Executive Summary

Lawmakers across the country have found ways to lock millions of Americans, particularly Black and brown Americans, out of their voting rights.

The right to vote is among the most fundamental and sacred in American democracy, yet it is still not something every voting-age U.S. citizen can count on. The struggle and sacrifice of generations of brave Americans has brought our society closer to our democratic ideals, and today the Constitution contains more protections for the right to vote than when it was enacted. However, this foundational document—in which we enshrine our most fundamental values and most durable structural change—still does not offer an affirmative, comprehensive guarantee of that right to vote. As a result, lawmakers across the country have found ways to lock millions of Americans, particularly Black and brown Americans, out of their voting rights and, in turn, out of full participation in our democratic society. Voting rights organizers and advocates are again today engaged in creative and courageous efforts to resist voter suppression and other tactics that threaten our democratic ideals, and to make the right to vote real for all eligible Americans. These efforts are complicated, and sometimes thwarted, by the limitations of protections for the right to vote in our laws and, most critically, in our Constitution.

Codifying an affirmative right to vote in the Constitution will ensure every eligible person has full, inalienable access to the franchise.

Our current political moment has brought renewed attention to how the ills baked into American democracy are still being used to strip away the ability of Americans to participate in the political process. It has also brought a heightened appetite for reforms to fix what is broken and realize the promise of democracy for the most racially diverse generation in our history. As we collectively imagine an inclusive democracy and identify the reforms necessary to get us there, we should articulate an affirmative vision of how we could more fully enshrine the right to vote in the Constitution itself. Codifying an affirmative right to vote in the Constitution and amending it to address some of the most egregious failures of the promise of democracy will do more than anything else to realize the unfulfilled promise of democracy and ensure every eligible person has full, inalienable access to the franchise.

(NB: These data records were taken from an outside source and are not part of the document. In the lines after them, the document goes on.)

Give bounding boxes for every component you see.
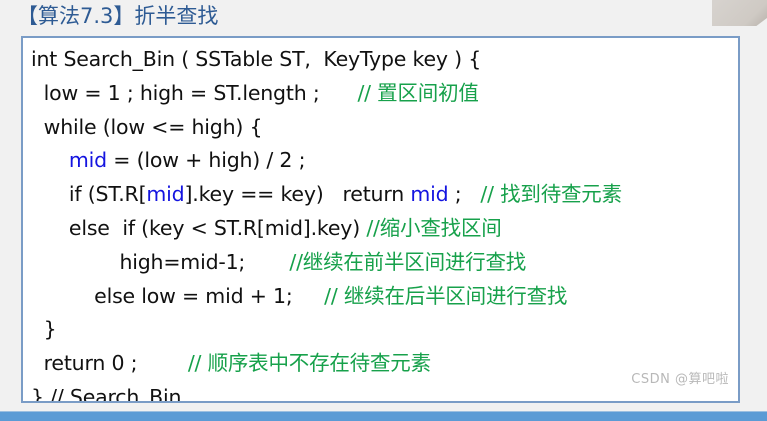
corner-fold-icon (755, 18, 767, 27)
code-token-gap (245, 250, 289, 274)
code-token-indent (31, 115, 44, 139)
csdn-watermark: CSDN @算吧啦 (631, 368, 729, 387)
code-panel: int Search_Bin ( SSTable ST, KeyType key… (21, 36, 740, 403)
code-line: } // Search_Bin (31, 381, 730, 403)
code-line: high=mid-1; //继续在前半区间进行查找 (31, 246, 730, 280)
code-line: mid = (low + high) / 2 ; (31, 144, 730, 178)
code-token-code: high=mid-1; (119, 250, 245, 274)
code-line: return 0 ; // 顺序表中不存在待查元素 (31, 347, 730, 381)
code-line: else if (key < ST.R[mid].key) //缩小查找区间 (31, 212, 730, 246)
code-token-code_after: ].key == key) return (184, 182, 410, 206)
code-token-code: low = 1 ; high = ST.length ; (44, 81, 320, 105)
code-token-code: else low = mid + 1; (94, 284, 292, 308)
code-token-comment: //继续在前半区间进行查找 (289, 250, 526, 274)
code-token-code_after2: ; (448, 182, 461, 206)
code-line: int Search_Bin ( SSTable ST, KeyType key… (31, 43, 730, 77)
code-token-highlight: mid (69, 148, 107, 172)
code-token-gap (461, 182, 480, 206)
code-token-comment: // 找到待查元素 (480, 182, 622, 206)
code-token-comment: //缩小查找区间 (366, 216, 501, 240)
code-line: while (low <= high) { (31, 111, 730, 145)
code-token-indent (31, 317, 44, 341)
code-line: low = 1 ; high = ST.length ; // 置区间初值 (31, 77, 730, 111)
code-token-indent (31, 351, 44, 375)
code-token-comment: // 置区间初值 (357, 81, 478, 105)
code-token-highlight: mid (146, 182, 184, 206)
code-line: if (ST.R[mid].key == key) return mid ; /… (31, 178, 730, 212)
code-token-indent (31, 182, 69, 206)
code-token-code: if (ST.R[ (69, 182, 147, 206)
code-token-indent (31, 216, 69, 240)
code-token-indent (31, 81, 44, 105)
code-token-code_after: = (low + high) / 2 ; (107, 148, 305, 172)
bottom-accent-bar (0, 411, 767, 421)
page-title: 【算法7.3】折半查找 (17, 2, 218, 30)
code-token-indent (31, 148, 69, 172)
code-token-gap (320, 81, 358, 105)
code-line-list: int Search_Bin ( SSTable ST, KeyType key… (23, 43, 738, 403)
code-token-comment: // 顺序表中不存在待查元素 (188, 351, 431, 375)
code-token-indent (31, 250, 119, 274)
code-token-code: int Search_Bin ( SSTable ST, KeyType key… (31, 47, 481, 71)
code-line: else low = mid + 1; // 继续在后半区间进行查找 (31, 280, 730, 314)
code-line: } (31, 313, 730, 347)
code-token-highlight2: mid (410, 182, 448, 206)
code-token-gap (137, 351, 188, 375)
code-token-comment: // 继续在后半区间进行查找 (324, 284, 567, 308)
code-token-gap (293, 284, 325, 308)
code-token-code: while (low <= high) { (44, 115, 263, 139)
code-token-indent (31, 284, 94, 308)
code-token-code: return 0 ; (44, 351, 138, 375)
code-token-code: else if (key < ST.R[mid].key) (69, 216, 366, 240)
code-token-code: } // Search_Bin (31, 385, 181, 403)
code-token-code: } (44, 317, 57, 341)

This paper lays out the kind of robust constitutional protection for the right to vote that we envision, in the form of a new amendment—a Right-to-Vote Amendment for a 21st Century Democracy—that names how the right to vote has been obstructed over the years and offers concrete remedies to these distortions of our democracy. Such an amendment would:

  1. State the right to vote in the affirmative;
  2. Promote universal voter registration by constitutionalizing automatic voter registration & same day registration;

  3. Protect against laws that have the effect of denying or diluting the voting rights of historically disenfranchised communities;

  4. Abolish the Electoral College and ensure the President and Vice-President are elected directly by the people; 

  5. Establish statehood for the District of Columbia;
  6. Guarantee sovereignty and self-determination of political status to the people of the U.S. territories;
  7. End the practice of penal disenfranchisement;
  8. Prevent extreme partisan gerrymandering;
  9. Curb the distorting role of big money in politics; and
  10. Give Congress broad enforcement powers, including the ability to establish election administration standards for all elections and require federal preclearance of state voting law changes, so that the right to vote will be made real for all eligible people.

Demos’ hope is to stimulate a conversation that goes beyond denouncing the latest form of voter suppression and instead centers the structural and systemic reform necessary to realize the full promise of our democracy.